It’s oft been mooted that the upper and lower classes share a common enemy: the middle class; in the same way, the young and old share a hearty dislike of the middle-aged. I am a member of both despised camps.
The middle class and middle-aged have a great deal in common: we are po-faced, neurotic, fatefully aware we have missed our chance for greatness, beset by financial worries, and constantly aware our allure is preparing to set sail, if it hasn’t already left the harbour. We pride ourselves on primly never breaking ranks and subscribe to Auberon Waugh’s hatred of anyone guilty of ‘sucking up to the young’.
Meanwhile, eighteen-year-olds and eighty-year-olds, if not footloose, are certainly fancy-free. I realised this when I compared two events held at my house in Puglia, in southern Italy: my son’s eighteenth birthday party this summer and an Oldie reader trip in 2009.
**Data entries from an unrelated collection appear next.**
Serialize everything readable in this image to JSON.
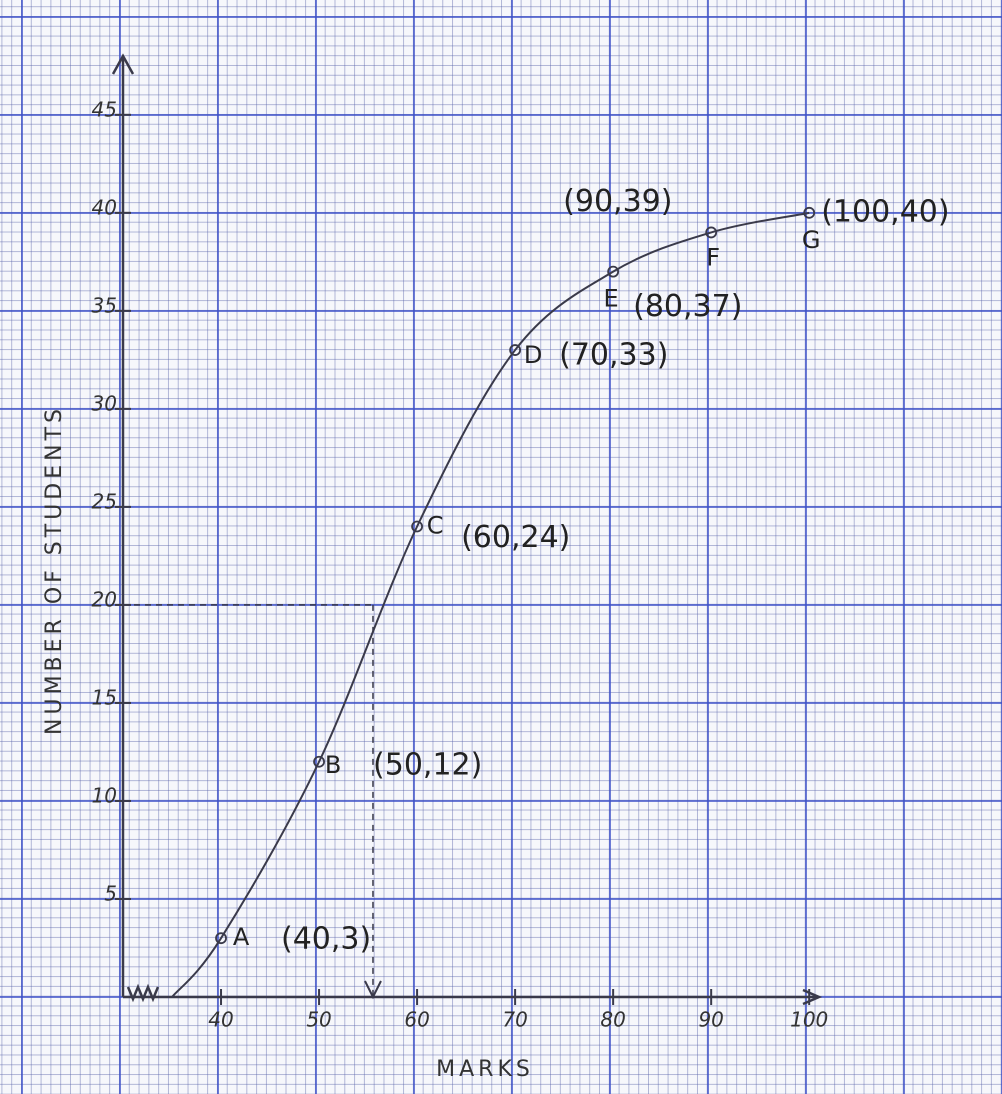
{
  "chart_data": {
    "type": "line",
    "x_label": "MARKS",
    "y_label": "NUMBER OF STUDENTS",
    "x": [
      35,
      40,
      50,
      60,
      70,
      80,
      90,
      100
    ],
    "values": [
      0,
      3,
      12,
      24,
      33,
      37,
      39,
      40
    ],
    "point_labels": [
      null,
      "A",
      "B",
      "C",
      "D",
      "E",
      "F",
      "G"
    ],
    "value_labels": [
      null,
      "(40,3)",
      "(50,12)",
      "(60,24)",
      "(70,33)",
      "(80,37)",
      "(90,39)",
      "(100,40)"
    ],
    "color": "#3a3a4a",
    "xlim": [
      30,
      101
    ],
    "ylim": [
      0,
      48
    ],
    "xticks": [
      40,
      50,
      60,
      70,
      80,
      90,
      100
    ],
    "yticks": [
      5,
      10,
      15,
      20,
      25,
      30,
      35,
      40,
      45
    ],
    "reference": {
      "y": 20,
      "x": 55.5
    }
  }
}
Despite being born sixty years apart, with technology taking the biggest leap since the invention of the railways, the two age-groups had lots in common: a desire to infuriate middle-aged me by a.) Trying to break every pre-agreed rule (no swimming after midnight); b.) Continually asking about the itinerary of which they have a copy in their hands; c.) Finding bars open in remote places at unusual times; d.) Staying up drinking as late as possible (7am in the case of the eighteen-year-olds); e.) Laughing loudly at their own jokes, which were often nonsensical; f.) Saying, ‘you look stressed, James’ when they’ve just blocked the loo for the third time or g.) Announcing ‘you’ve run out of beer/wine/limoncello’ as if I had purposefully thrown it all down the drain.
Both groups believe they are immortal: the eighty-year-olds often behave as if they have cheated the ferryman; the eighteen-year-olds don’t know who he is. This leads to a wholesale disregard for basic personal safety when, for example, crossing busy roads.
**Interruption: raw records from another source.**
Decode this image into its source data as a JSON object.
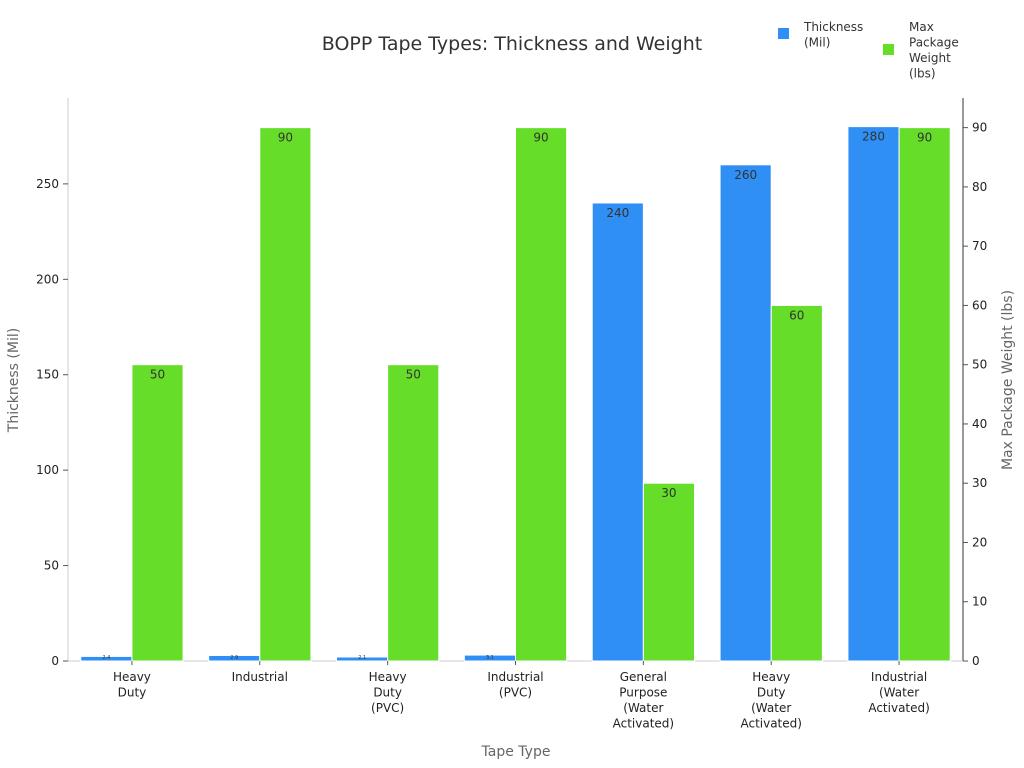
{
  "chart_data": {
    "type": "bar",
    "title": "BOPP Tape Types: Thickness and Weight",
    "x_label": "Tape Type",
    "y_label": "Thickness (Mil)",
    "y2_label": "Max Package Weight (lbs)",
    "categories": [
      "Heavy Duty",
      "Industrial",
      "Heavy Duty (PVC)",
      "Industrial (PVC)",
      "General Purpose (Water Activated)",
      "Heavy Duty (Water Activated)",
      "Industrial (Water Activated)"
    ],
    "series": [
      {
        "name": "Thickness (Mil)",
        "color": "#2f8ff5",
        "values": [
          2.4,
          2.9,
          2.1,
          3.1,
          240,
          260,
          280
        ]
      },
      {
        "name": "Max Package Weight (lbs)",
        "color": "#66dd28",
        "axis": "y2",
        "values": [
          50,
          90,
          50,
          90,
          30,
          60,
          90
        ]
      }
    ],
    "ylim": [
      0,
      295
    ],
    "yticks": [
      0,
      50,
      100,
      150,
      200,
      250
    ],
    "y2lim": [
      0,
      95
    ],
    "y2ticks": [
      0,
      10,
      20,
      30,
      40,
      50,
      60,
      70,
      80,
      90
    ],
    "legend": "top-right"
  }
}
They also love getting lost: the old because it means they can continue shopping or drinking; the young because they can buy more cigarettes for the group. And they both love being found, as if they have bestowed a massive favour by their return. Attention-seeking is their raison d’être.
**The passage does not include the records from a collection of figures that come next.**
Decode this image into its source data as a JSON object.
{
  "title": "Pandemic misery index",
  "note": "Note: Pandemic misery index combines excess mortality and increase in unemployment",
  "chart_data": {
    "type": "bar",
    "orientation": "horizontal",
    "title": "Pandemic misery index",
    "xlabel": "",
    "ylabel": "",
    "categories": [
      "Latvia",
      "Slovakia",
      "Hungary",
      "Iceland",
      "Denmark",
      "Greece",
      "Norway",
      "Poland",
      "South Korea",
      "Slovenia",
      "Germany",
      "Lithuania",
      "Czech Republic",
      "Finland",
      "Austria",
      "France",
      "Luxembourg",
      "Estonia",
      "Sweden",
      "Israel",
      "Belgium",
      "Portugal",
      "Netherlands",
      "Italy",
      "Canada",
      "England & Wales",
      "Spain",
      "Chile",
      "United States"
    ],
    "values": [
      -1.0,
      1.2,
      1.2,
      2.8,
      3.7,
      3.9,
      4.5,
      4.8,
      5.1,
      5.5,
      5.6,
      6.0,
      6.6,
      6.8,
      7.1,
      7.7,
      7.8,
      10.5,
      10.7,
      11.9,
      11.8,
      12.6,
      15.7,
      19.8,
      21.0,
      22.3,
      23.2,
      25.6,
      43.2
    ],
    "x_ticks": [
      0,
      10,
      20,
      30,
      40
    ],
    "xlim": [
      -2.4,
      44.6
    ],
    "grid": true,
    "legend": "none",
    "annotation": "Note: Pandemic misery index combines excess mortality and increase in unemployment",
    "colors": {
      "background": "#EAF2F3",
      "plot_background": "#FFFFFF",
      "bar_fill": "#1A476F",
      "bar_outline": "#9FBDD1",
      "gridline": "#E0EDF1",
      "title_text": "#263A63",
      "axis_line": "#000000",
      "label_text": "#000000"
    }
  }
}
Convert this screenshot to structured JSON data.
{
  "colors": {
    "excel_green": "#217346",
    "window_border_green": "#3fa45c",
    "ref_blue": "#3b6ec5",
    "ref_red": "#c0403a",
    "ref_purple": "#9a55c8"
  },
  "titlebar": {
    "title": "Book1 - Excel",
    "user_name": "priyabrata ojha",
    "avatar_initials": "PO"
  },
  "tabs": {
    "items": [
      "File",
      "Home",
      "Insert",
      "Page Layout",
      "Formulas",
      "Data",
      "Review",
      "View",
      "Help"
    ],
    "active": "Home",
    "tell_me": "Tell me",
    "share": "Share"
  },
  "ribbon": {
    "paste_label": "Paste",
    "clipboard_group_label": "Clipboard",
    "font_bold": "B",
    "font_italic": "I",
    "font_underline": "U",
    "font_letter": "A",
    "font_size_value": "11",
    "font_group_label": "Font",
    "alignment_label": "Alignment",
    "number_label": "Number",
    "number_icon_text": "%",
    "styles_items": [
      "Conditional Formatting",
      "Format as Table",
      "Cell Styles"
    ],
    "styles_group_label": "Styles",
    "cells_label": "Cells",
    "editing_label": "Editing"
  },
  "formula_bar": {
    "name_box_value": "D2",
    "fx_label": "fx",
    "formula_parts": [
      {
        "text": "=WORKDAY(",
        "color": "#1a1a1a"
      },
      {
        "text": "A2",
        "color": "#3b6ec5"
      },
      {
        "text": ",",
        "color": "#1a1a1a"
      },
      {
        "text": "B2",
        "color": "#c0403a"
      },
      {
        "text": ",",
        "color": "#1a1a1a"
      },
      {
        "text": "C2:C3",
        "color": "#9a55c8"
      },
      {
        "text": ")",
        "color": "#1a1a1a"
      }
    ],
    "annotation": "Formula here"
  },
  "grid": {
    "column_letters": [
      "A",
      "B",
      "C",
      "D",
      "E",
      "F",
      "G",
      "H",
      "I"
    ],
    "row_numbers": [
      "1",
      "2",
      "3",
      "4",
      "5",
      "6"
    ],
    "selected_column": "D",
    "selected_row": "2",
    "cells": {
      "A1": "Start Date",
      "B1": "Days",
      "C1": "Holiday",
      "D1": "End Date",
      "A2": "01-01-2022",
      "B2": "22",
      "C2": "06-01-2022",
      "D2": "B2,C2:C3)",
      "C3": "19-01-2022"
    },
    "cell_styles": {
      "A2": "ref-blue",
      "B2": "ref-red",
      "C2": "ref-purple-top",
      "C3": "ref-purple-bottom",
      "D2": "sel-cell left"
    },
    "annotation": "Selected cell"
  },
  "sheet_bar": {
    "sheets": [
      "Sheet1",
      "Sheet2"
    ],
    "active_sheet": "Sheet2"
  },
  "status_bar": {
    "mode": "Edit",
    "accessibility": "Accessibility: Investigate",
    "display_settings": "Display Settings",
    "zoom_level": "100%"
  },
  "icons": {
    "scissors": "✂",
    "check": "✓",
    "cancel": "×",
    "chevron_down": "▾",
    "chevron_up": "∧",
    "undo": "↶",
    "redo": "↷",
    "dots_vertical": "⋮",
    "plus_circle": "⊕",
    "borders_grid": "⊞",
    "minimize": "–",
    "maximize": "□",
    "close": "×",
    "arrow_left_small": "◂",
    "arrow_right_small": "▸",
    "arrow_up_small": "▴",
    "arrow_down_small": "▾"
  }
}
Both groups are polite, in that they have learned to ask ‘anything I can do to help?’ in the certain knowledge that no right-thinking adult would let them near a dishwasher. I finally cracked, and answered an eighteen-year-old girl’s faux plea: ‘Yes, why not wash the lettuce?’ After glaring at me as if I were the Child Catcher from Chitty Chitty Bang Bang, she then took so long at her allowed task, the remaining leaves had wilted by the time they hit the sink.
Ultimately, they indulge in a selfishness and self-indulgence not seen since Gomorrah’s heyday. My only consolation is that the young will soon be me, and I will soon be the old, desperate to annoy my middle-aged son.